Cuando el editor se marchó, Rocha apoyó ambas manos contra el marco de la puerta. Lidiaba con escorias desde hacía años y se consideraba un experto en la práctica del «recibo». Había perdido la cuenta de los viernes que había dedicado a recibir a docenas de indeseables en el caserón de Buenos Aires, con el apoyo —o la tolerancia— de Paula. Desde ministros hasta correligionarios, y de «hombres del pueblo» a los atorrantes más indignos. Pero esto era distinto. Ganar la gobernación y apuntar de inmediato a la presidencia conllevaba otro esfuerzo y muchísimo más dinero. Requería comprar cientos de periodistas en todo el país. Ahí estaba esa rata de apellido Gazzano que en la misma carta le pasaba información sobre reuniones de opositores y le pedía 2000 pesos para el diario La Correspondencia. O la otra rata que quería lanzar un vespertino, La Idea, y le exigía un aporte para tenerlo entre «sus más nobles partidarios».

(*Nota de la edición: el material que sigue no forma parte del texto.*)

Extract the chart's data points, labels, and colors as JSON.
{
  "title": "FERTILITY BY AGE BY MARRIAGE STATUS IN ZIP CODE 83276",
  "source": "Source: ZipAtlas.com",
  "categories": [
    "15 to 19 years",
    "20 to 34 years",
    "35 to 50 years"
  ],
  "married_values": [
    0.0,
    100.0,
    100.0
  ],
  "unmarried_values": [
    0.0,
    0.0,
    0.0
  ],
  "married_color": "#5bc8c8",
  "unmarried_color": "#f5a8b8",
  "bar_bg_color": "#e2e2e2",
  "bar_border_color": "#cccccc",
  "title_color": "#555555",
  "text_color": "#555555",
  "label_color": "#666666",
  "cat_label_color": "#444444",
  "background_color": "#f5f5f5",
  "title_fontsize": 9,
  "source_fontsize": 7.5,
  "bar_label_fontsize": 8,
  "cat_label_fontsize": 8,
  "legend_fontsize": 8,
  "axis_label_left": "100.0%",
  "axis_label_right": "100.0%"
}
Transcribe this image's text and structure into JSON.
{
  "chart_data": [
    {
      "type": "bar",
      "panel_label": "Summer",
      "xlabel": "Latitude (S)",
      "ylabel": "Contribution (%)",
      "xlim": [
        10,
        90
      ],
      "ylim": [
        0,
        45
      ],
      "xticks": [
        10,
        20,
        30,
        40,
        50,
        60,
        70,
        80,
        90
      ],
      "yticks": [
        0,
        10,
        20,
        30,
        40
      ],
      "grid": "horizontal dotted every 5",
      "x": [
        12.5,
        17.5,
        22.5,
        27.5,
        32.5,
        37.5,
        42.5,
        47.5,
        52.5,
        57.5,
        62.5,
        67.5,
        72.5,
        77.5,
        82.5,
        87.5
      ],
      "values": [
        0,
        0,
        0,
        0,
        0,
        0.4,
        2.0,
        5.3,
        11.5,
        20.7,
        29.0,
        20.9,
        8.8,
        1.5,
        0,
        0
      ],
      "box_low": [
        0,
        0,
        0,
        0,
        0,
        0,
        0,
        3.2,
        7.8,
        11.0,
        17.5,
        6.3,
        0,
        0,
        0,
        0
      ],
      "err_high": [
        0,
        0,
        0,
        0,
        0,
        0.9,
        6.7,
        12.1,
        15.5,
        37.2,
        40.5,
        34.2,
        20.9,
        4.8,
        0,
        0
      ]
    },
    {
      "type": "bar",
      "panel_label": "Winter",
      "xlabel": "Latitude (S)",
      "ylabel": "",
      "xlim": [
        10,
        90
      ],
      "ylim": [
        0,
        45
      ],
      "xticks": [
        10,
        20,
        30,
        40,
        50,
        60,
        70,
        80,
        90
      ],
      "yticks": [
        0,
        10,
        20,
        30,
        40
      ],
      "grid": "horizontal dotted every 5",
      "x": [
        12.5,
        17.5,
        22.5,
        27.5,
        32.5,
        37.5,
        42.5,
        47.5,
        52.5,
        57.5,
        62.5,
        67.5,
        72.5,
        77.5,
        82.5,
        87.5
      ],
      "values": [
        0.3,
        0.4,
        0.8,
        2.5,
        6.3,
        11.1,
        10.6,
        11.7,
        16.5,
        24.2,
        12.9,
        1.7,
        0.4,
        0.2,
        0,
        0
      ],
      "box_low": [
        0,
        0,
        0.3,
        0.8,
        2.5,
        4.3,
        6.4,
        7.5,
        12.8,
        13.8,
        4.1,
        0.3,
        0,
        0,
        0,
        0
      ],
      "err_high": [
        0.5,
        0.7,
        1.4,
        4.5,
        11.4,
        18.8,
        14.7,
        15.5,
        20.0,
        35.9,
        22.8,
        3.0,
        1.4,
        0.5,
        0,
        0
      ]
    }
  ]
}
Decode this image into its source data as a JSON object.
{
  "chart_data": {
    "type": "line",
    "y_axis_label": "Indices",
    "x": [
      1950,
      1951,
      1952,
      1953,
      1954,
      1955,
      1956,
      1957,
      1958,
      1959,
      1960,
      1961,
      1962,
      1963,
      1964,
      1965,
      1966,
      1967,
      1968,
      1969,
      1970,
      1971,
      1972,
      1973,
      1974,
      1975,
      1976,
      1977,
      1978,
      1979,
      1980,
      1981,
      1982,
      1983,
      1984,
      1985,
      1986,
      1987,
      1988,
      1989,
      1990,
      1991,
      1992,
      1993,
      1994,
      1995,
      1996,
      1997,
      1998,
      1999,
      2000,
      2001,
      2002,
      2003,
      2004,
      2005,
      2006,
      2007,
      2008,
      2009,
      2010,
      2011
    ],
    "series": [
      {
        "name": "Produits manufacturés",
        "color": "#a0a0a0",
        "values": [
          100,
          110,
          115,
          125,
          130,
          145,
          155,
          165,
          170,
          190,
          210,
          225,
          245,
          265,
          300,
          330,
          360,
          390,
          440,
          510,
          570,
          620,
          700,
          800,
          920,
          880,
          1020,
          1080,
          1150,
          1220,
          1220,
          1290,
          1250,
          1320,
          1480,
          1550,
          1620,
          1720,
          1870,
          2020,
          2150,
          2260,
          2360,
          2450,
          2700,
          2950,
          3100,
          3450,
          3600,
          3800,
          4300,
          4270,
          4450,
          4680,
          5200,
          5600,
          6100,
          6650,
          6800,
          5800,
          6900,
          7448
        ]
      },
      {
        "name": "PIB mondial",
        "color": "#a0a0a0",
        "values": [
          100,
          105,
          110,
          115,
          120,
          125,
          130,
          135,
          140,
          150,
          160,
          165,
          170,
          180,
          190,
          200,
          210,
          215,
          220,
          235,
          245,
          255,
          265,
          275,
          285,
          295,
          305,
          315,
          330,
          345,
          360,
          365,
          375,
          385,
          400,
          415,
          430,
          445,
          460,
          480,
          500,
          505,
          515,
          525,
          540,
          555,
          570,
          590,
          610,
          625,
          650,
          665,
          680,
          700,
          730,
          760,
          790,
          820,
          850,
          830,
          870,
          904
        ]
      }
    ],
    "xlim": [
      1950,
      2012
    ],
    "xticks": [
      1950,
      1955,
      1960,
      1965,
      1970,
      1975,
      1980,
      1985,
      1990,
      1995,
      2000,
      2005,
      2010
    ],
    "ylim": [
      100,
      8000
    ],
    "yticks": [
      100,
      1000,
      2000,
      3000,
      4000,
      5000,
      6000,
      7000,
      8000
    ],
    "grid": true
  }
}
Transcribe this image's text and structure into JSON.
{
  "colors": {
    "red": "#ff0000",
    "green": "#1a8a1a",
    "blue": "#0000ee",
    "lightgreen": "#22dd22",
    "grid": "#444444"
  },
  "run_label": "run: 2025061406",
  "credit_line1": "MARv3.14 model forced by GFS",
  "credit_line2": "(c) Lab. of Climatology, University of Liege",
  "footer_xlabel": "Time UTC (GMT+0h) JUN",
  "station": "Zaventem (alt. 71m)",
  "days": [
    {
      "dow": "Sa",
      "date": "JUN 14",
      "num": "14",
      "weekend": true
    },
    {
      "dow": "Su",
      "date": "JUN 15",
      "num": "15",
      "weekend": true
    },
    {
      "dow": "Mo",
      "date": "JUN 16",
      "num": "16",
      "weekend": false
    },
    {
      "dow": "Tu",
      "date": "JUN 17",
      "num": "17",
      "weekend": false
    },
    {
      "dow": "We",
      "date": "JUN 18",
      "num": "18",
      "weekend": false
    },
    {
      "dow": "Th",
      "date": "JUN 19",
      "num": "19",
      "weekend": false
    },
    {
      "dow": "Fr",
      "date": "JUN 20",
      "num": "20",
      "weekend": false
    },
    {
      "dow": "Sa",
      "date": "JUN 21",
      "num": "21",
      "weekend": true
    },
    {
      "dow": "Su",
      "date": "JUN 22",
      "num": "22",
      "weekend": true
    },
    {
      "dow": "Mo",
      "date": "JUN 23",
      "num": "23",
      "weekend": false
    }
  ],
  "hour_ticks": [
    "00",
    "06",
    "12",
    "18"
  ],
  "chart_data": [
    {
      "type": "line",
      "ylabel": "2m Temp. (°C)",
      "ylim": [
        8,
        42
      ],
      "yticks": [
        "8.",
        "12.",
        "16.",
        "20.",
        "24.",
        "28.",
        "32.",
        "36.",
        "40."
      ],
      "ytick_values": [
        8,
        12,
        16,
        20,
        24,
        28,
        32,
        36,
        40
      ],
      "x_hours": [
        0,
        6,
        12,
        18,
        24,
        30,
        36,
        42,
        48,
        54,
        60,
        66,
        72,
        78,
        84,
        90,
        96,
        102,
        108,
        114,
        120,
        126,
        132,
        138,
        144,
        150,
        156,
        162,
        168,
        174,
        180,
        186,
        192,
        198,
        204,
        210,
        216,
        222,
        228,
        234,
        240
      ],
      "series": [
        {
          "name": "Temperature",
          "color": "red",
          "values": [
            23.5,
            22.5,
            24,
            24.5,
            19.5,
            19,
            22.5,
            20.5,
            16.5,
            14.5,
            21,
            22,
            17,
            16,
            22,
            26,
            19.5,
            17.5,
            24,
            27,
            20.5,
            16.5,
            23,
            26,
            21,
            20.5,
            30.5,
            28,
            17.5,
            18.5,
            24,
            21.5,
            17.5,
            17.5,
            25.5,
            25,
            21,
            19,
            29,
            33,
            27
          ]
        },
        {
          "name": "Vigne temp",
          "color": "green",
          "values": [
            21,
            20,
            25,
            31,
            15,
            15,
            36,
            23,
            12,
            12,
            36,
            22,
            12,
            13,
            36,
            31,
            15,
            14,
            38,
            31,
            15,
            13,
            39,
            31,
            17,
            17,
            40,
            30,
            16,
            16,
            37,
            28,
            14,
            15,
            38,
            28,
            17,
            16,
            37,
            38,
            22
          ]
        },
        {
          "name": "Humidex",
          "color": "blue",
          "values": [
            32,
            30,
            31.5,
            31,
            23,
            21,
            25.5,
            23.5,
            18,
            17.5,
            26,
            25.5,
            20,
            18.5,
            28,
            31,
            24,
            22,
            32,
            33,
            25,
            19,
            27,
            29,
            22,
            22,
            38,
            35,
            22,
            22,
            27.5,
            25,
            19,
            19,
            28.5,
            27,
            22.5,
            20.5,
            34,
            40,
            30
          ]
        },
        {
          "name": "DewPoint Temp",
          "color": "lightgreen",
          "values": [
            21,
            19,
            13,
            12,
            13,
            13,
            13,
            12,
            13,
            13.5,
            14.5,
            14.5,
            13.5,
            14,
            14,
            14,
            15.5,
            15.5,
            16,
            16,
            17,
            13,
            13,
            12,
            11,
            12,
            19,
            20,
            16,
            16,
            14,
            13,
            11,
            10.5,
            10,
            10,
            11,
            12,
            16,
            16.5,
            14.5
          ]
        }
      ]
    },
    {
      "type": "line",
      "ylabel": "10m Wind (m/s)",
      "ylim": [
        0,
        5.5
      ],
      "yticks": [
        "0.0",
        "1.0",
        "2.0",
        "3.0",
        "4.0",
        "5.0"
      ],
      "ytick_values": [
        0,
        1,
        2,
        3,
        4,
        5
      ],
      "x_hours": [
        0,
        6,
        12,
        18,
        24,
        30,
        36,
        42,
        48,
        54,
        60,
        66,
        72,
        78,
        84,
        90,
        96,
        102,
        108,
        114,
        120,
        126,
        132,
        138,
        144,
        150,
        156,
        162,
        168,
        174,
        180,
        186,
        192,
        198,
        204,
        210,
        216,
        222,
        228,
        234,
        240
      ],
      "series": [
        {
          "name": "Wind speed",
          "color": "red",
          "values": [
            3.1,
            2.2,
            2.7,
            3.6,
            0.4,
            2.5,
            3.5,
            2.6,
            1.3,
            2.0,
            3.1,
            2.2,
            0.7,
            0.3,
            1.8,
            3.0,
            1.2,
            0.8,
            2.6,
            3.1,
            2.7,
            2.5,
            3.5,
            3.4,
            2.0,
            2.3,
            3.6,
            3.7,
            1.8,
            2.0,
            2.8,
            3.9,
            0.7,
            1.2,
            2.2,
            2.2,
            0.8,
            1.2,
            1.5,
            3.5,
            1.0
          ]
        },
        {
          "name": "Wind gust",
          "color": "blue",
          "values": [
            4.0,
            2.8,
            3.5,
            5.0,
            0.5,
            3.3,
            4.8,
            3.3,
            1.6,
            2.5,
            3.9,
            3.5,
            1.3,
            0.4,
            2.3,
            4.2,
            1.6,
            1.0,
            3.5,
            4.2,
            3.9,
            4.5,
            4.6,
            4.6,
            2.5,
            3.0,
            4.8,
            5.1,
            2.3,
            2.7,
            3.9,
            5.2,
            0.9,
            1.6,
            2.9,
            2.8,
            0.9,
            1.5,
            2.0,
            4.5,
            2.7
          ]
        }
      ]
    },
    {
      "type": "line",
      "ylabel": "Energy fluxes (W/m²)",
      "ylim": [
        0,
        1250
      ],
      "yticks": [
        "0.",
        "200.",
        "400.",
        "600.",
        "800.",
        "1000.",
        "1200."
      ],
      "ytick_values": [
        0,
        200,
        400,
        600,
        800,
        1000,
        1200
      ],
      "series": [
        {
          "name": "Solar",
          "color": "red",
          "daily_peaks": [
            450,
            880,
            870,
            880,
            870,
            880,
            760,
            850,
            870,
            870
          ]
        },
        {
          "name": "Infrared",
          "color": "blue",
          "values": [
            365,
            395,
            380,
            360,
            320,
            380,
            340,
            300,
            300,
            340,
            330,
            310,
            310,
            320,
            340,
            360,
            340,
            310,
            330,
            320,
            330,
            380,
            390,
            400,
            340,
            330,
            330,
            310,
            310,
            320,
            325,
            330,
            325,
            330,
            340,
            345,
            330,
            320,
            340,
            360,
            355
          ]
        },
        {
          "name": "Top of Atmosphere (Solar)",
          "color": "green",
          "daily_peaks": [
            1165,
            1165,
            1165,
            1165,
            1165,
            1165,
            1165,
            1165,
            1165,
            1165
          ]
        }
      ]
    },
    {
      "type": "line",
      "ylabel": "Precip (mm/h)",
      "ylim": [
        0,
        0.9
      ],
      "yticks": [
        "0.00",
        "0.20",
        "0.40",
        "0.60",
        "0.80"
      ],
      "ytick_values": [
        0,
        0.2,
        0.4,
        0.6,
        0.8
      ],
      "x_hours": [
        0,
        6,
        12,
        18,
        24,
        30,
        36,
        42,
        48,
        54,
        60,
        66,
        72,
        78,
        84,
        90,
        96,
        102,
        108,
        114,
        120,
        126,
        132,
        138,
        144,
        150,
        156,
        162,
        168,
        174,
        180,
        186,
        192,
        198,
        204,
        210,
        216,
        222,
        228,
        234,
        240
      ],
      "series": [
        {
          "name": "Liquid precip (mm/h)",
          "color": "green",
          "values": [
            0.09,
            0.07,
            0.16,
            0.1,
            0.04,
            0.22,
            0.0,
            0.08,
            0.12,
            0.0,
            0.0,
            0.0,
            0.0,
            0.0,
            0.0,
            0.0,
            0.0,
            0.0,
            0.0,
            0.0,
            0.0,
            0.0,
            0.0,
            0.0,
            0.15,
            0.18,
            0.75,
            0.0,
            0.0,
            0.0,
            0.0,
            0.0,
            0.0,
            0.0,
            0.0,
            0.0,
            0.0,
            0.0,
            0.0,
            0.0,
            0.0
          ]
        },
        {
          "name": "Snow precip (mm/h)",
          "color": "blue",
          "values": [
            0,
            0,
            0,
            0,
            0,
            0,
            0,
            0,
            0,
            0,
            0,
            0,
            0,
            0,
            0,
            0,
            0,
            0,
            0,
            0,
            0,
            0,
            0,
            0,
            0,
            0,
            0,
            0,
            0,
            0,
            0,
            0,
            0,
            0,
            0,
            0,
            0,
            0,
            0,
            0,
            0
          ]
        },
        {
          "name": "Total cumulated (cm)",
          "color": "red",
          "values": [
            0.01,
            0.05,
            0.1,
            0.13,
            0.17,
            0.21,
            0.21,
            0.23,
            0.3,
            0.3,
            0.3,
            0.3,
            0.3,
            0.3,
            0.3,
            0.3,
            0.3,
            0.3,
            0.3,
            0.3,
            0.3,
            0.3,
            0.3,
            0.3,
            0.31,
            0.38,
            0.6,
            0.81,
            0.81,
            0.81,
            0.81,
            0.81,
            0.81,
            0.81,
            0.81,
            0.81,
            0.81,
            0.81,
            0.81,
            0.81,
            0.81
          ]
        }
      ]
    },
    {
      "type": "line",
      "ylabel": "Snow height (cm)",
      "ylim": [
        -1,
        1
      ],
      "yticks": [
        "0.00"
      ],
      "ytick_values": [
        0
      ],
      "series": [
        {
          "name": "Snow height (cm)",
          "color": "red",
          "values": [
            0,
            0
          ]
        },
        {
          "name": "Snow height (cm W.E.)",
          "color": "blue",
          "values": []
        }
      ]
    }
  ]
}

«Hablando de eso», se dijo mientras se acercaba a la chimenea, vacía y limpia, «no me tengo que olvidar de la reunión pendiente con el directorio del Banco Provincia. Necesitaremos más fondos».
Sus pensamientos lo transportaron a la construcción de la ciudad. El plano fundacional era genial, debía admitirlo. Abrevaba ideas de las retículas de Filadelfia y Chicago, de las reformas de ciudades antiguas como Génova y Turín, y hasta tomaba prestadas las diagonales de la alemana Karlsruhe. Él había intentado aportar lo propio —y para eso compró y estudió el Atlas Universel que editó Arthème Fayard en París—. Pero lo que habían hecho Benoit, un tal Juan Manuel Burgos y algunos más rozaba la excelencia. Un cuadriculado de calles anchas que se cortarían en ángulo recto, con ochavas en las esquinas, combinadas con avenidas más anchas, plazas y parques cada seis cuadras, en todas direcciones. Y sobre ese esquema habría diagonales y bulevares que acortarían las distancias y facilitarían el tránsito y la aireación general, reforzada con el verdor del Parque Buenos Aires. Una ciudad modelo.
«Tengo que preguntarle por la escuadra y el compás», recordó. Benoit podría responderle si había volcado adrede los símbolos de la masonería en el plano como mensaje cifrado al mundo, como sospechaba, o eran fruto de la casualidad o la imaginación.
Pensar en Benoit lo llevó a recordar el misterio que lo rodeaba. Tenían sus diferencias políticas y personales, pero también momentos de distensión. «¿Será verdad eso que dicen sobre su padre y la corona de Francia?», se preguntó. Semanas antes, lo había sondeado, sin éxito…
—Sé que usted está trabajando en los planos de La Plata para darle un estilo, digamos… francés. ¿O debo decir de los Borbones?
—Está equivocado, Dardo. No es así.
—¿Cómo que estoy equivocado?
Rocha notó que Benoit meditó un instante antes de responderle.
—Digamos que uso mi inspiración familiar para darle una impronta al estilo de Versalles, sí.